Although not evaluated in this study, from previous literature it is obvious that the app is not as sensitive and specific as the dermatologist's clinical eye. 6 In contrast, skin lesions are also treated by professionals who are less familiar with differentiating between benign and malignant, like general practitioners and (plastic) surgeons, scoring much lower 8 –10 which may result in overtreatment (unnecessary excisions in case of benign lesions) or incorrect referral to secondary care. In case they are willing to improve their diagnostic skills, 11 the app might support them in accurately recognizing benign lesions and differentiating them from skin malignancies or might offer them the opportunity to communicate with dermatologists in case of doubt; however, this should be further investigated in the future.
Conclusions
At this point, the mHealth application for skin lesion risk assessment cannot serve as a diagnostic tool, but it is useful in raising awareness for both melanoma and nonmelanoma skin cancer among users without creating panic or a false sense of security.
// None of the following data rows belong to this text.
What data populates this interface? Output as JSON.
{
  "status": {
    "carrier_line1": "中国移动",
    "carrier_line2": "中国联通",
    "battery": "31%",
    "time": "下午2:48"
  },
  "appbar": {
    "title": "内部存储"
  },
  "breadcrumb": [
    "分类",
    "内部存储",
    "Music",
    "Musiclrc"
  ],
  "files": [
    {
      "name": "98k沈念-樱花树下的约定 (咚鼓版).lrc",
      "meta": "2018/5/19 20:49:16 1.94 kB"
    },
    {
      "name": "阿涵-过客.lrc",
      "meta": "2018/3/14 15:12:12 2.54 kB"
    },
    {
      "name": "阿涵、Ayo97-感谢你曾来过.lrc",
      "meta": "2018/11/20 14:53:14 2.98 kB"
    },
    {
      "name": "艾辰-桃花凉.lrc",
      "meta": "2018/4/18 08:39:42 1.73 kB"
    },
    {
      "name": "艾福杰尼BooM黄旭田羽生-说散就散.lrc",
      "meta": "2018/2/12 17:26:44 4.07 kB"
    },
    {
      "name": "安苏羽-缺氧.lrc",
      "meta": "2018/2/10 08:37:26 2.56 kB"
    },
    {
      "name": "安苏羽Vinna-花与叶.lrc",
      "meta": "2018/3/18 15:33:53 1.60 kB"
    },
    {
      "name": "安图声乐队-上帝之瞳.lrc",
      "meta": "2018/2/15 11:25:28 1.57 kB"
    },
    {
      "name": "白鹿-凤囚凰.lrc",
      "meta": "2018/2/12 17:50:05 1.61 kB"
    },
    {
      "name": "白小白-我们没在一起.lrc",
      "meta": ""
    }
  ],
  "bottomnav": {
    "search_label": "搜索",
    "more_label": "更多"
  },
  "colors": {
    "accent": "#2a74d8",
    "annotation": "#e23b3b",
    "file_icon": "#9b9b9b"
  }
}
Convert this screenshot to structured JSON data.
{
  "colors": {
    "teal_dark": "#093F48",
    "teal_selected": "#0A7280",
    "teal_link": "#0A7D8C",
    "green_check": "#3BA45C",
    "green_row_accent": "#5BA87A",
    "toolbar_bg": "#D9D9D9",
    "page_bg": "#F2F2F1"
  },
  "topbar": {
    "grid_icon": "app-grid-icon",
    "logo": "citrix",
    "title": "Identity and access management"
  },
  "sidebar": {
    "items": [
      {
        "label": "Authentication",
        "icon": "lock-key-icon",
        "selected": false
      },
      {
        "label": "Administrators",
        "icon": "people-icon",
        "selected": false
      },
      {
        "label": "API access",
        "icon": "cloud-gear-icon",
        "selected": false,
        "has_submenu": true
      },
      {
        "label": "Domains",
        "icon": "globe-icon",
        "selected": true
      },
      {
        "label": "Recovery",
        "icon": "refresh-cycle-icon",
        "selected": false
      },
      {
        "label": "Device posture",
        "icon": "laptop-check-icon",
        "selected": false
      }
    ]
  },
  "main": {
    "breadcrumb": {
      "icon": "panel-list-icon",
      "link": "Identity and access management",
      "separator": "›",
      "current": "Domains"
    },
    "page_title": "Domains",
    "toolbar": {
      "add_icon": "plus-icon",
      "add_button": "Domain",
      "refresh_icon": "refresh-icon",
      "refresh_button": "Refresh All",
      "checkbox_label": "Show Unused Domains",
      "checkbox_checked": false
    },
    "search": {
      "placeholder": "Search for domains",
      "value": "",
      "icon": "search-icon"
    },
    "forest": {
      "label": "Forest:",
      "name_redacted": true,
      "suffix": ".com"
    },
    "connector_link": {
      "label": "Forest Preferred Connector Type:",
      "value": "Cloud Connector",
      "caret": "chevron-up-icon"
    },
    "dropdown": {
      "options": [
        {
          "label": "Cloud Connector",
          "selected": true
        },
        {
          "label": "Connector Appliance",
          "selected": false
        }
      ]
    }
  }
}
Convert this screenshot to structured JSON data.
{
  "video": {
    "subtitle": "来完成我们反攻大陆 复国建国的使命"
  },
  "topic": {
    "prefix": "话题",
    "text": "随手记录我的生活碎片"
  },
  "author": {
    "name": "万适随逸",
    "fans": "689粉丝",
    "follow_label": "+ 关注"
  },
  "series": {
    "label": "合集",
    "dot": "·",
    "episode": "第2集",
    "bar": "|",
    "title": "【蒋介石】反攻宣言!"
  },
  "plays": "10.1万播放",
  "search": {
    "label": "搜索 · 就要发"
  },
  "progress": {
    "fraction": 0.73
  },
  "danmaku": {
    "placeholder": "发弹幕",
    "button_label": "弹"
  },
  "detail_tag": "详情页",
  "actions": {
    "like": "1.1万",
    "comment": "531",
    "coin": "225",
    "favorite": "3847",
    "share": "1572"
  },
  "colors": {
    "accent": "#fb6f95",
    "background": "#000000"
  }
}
The presentation of the algorithm's results intends to offer an assessment and information on the analyzed lesion. For example, if a lesion receives a “high risk” rating, the user is informed that the lesion strongly resembles a skin cancer, but there is the possibility that the lesion is benign; if a lesion receives a “low risk” rating the user is informed that the lesion seems healthy, but there is a small probability that the lesion is malignant. For all ratings, the user is informed that the “assessment does not intend to provide an official medical diagnosis, nor replace visits to a doctor.” The user is encouraged to periodically test his/her lesions and archive both the images and the results to compare the lesion's evolution in time. Moreover, the user can share the archive with his/her doctor.
The app might also be helpful for some practitioners in deciding whether or not in treating a lesion or referring a patient.
Further and larger multicenter studies are already taken into consideration to gather more data to improve the overall accuracy of the algorithm and to investigate the impact of the app on the supply of healthcare by different professionals.
Footnotes
Acknowledgment
The design and oversight of this study was supported, in part, by SkinVision B.V.
Disclosure Statement
M.T., M.H., and T.B. have nothing to disclose. A.U. and T.R. report receiving fees from SkinVision B.V., during this study.